The undoubted highlight was the cement road to the San Miguel de Aralar Sanctuary, up towards which Soler drove like a demon at the front of the group of favorites, scattering the GC hopes of several Vuelta contenders in the process. Constructed using huge slabs that have a lightly ridged surface that’s vital in order for rubber tires to gain traction, even when it’s dry, concrete roads like this can be found across the region. In my experience, they’re always steep and there’s a constant vibration that tugs at your rhythm and lucidity. They’re hellish.
These devilish roads apart, this is wonderful cycling terrain, with huge, gently undulating valleys overlooked by towering peaks and bluffs, the roads usually billiard-table smooth and, once you’re away from the few towns and cities, without a great deal of traffic. Riding in Navarra, you quickly realize why it’s long been a hotbed of Spanish cycling, home not only to the regal Indurain and the Movistar men’s and women’s teams, but also to the Caja Rural pro conti team and the Kern Pharma continental outfit.

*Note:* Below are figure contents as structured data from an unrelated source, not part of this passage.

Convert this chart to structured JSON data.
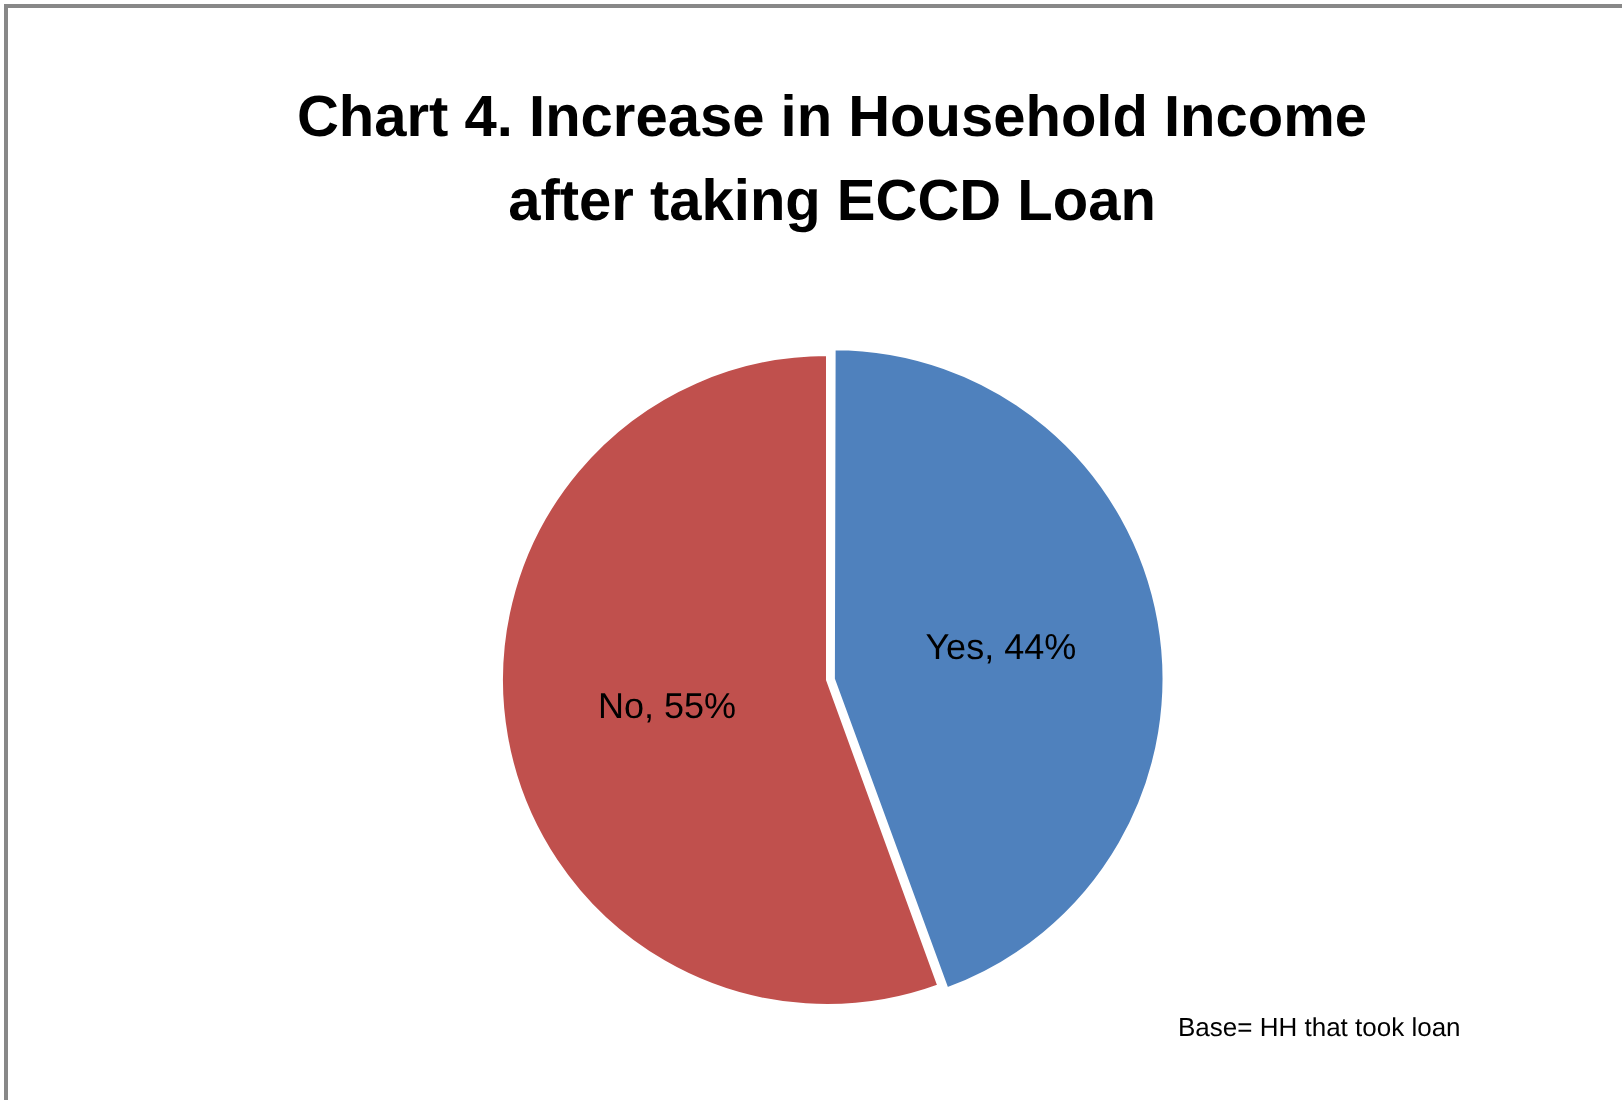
{
  "chart_data": {
    "type": "pie",
    "title": "Chart 4. Increase in Household Income after taking ECCD Loan",
    "categories": [
      "Yes",
      "No"
    ],
    "values": [
      44,
      55
    ],
    "colors": [
      "#4f81bd",
      "#c0504d"
    ],
    "value_labels": [
      "44%",
      "55%"
    ],
    "legend": false,
    "annotations": [
      "Base= HH that took loan"
    ]
  }
}
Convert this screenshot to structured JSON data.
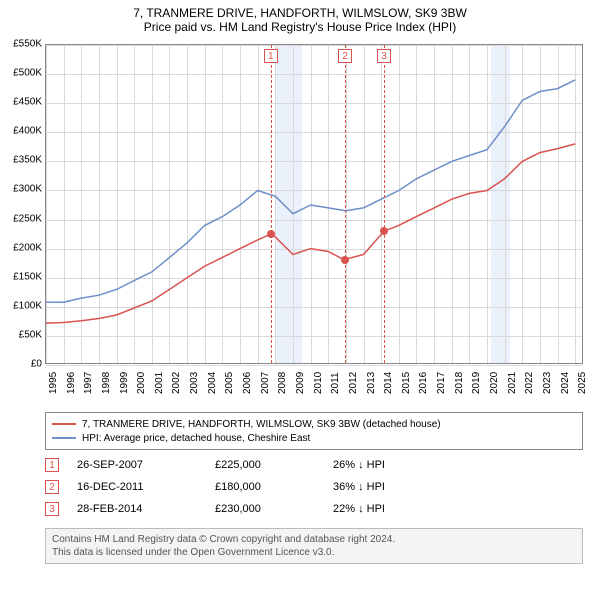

For those who’d like to explore it a little more, I’d recommend the warren of roads (some of them concrete!) in the Baztán area in northern Navarra, which has become associated with the Baztán trilogy of crime books by Dolores Redondo that have been turned into a Netflix mini-series – in my experience, it doesn’t rain constantly as it seems to in this show.
A little to the south, there are several low passes that run over into France, often through glorious beech woods, luminous green in the spring and summer, all golds, reds and oranges in the autumn. Among them is the Camino de Santiago route used by pilgrims for centuries through the Roncesvalles pass. Then, due east of Pamplona, there are roads into the high mountains of the Pyrenees where Indurain used to train, the pick of them arguably the majestic Puerto de Larrau, where I once forgot the pain of climbing by watching eagles circling on thermals hundreds of feet above me.